Rodriguex elects to teach one more year

March 23, 2016 — by Emily Chen and Caitlin Ju
senoruse

Arnaldo Rodriguex in his classroom on a recent day.

Spanish teacher Arnaldo Rodriguex, who has taught in the district for more than four decades years, said his plan for retirement did not feel right anymore.

   Around the holiday season this year, doubt crept into Spanish teacher Arnaldo Rodriguex’s mind, and he was not so sure about his decision to retire at the same time Class of 2016 graduates. Rodriguex, who has taught in the district (mostly at SHS) for 42 years, said his plan for retirement just did not feel right anymore and has decided to stay at the school for at least one more year.

“I started full speed, ‘Yes I’m going to retire, yes, I’ve told everybody, yes and yes and yes,’” he said. “And then I had a nightmare with those yeses. They were attacking me. Yes, yes, yes.”

One of the major reasons Rodriguex decided to stay was so that he could experience teaching with the new rolling block schedule. “I just want to see what the process is like and try to maintain a good quality education and training in Spanish for students who take the class,” said Rodriguex. He is concerned about students’ ability to learn the language with fewer times to practice per week.

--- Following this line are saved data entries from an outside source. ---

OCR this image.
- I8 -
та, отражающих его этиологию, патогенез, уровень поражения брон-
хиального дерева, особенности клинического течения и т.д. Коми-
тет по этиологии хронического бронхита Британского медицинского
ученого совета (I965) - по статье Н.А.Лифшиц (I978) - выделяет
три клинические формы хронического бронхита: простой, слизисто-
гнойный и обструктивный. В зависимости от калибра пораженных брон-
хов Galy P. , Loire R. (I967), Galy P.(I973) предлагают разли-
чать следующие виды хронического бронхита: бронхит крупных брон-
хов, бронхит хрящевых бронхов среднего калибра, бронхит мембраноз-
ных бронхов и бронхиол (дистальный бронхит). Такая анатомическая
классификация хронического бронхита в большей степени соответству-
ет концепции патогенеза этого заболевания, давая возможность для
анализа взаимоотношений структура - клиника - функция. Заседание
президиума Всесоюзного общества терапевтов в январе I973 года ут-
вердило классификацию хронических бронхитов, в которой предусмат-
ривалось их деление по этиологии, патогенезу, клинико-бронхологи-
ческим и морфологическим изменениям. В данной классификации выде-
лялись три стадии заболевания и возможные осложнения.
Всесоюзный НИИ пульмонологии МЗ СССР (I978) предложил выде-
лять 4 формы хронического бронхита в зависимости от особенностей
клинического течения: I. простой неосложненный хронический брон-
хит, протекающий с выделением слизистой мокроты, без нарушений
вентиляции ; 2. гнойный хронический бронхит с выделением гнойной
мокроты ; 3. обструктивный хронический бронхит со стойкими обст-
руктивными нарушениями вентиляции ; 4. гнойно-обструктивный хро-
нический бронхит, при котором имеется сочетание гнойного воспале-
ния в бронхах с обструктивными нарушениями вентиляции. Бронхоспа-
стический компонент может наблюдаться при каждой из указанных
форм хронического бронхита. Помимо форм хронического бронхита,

After telling the district that he doesn’t plan to retire this year, Rodriguex was overjoyed by the response he’s received, which included emails from parents, former students and current students.

“Some of the kids in 4 [Honors] are happy that I’m going to stay because change is difficult. They want to continue and all of the sudden [they’re] like, ‘OK, what’s going to happen to me next year?’” Rodriguex said.

Junior Saya Sivaram, a Spanish 5 AP student, was among those who were excited to hear that he would return to teach for another year.  

“He always tries to make his class fun and enjoyable for us, no stress,” Sivaram said, “and if you go to him with a problem, he will acknowledge it and try to help you out.”

With Rodriguex’s decision to stay, the annual Spanish class trip to Cuernavaca, which he sees as an extremely positive experience for the students both in Mexico and here, will also remain. He has been organizing annual trips for the Spanish classes for as long as he has been in the district and is glad to be able to continue this tradition for the time being.

“You know, I like to continue [the Cuernavaca trip] because I think that’s important for our community and for the language you’re learning. It’s very important that you see that, you see how these people think,” Rodriguex said.

Senior Allen Li, a Spanish 5 AP student and Rodriguex’s TA, has been on the Cuernavaca trip three times and has recognized his teacher’s dedication to his job and care for his students.

“He treats you like his own family,” Li said. “He expects the same from you, but in the end there is a level of respect between him and his students that you don’t see a lot.”

Though many have told him of the advantages of retirement, such as having more time to read or to take care of his garden, Rodriguex, who is 66, still derives joy from being in the classroom.

“I already make time to do all of those things that I like, so I don’t want to be a full-time hiker [or] a full-time gardener,” Rodriguex said.

When he does retire, though, Rodriguex hopes to stay involved in education. One way would be by teaching Spanish at a private school, as teachers who retire in the public school system have to take at least one year off before returning to work in a public school. He would also seriously consider finding an organization that takes kids abroad and working as a tour leader for it, similar to his role in the trips to Cuernavaca.

In the end, he said missing the people he interacts with in  his teaching job would be the hardest part of retirement, whether they be the students visiting from Cuernavaca or SHS Spanish students.

“I just love working with the student body here. You’re all so respectful, so kind, and it just makes me feel very good. I appreciate it,” Rodriguex said. “And it’s not always roses, you know.  It’s not always happy times. But most of the times, it is, and that’s powerful to me.”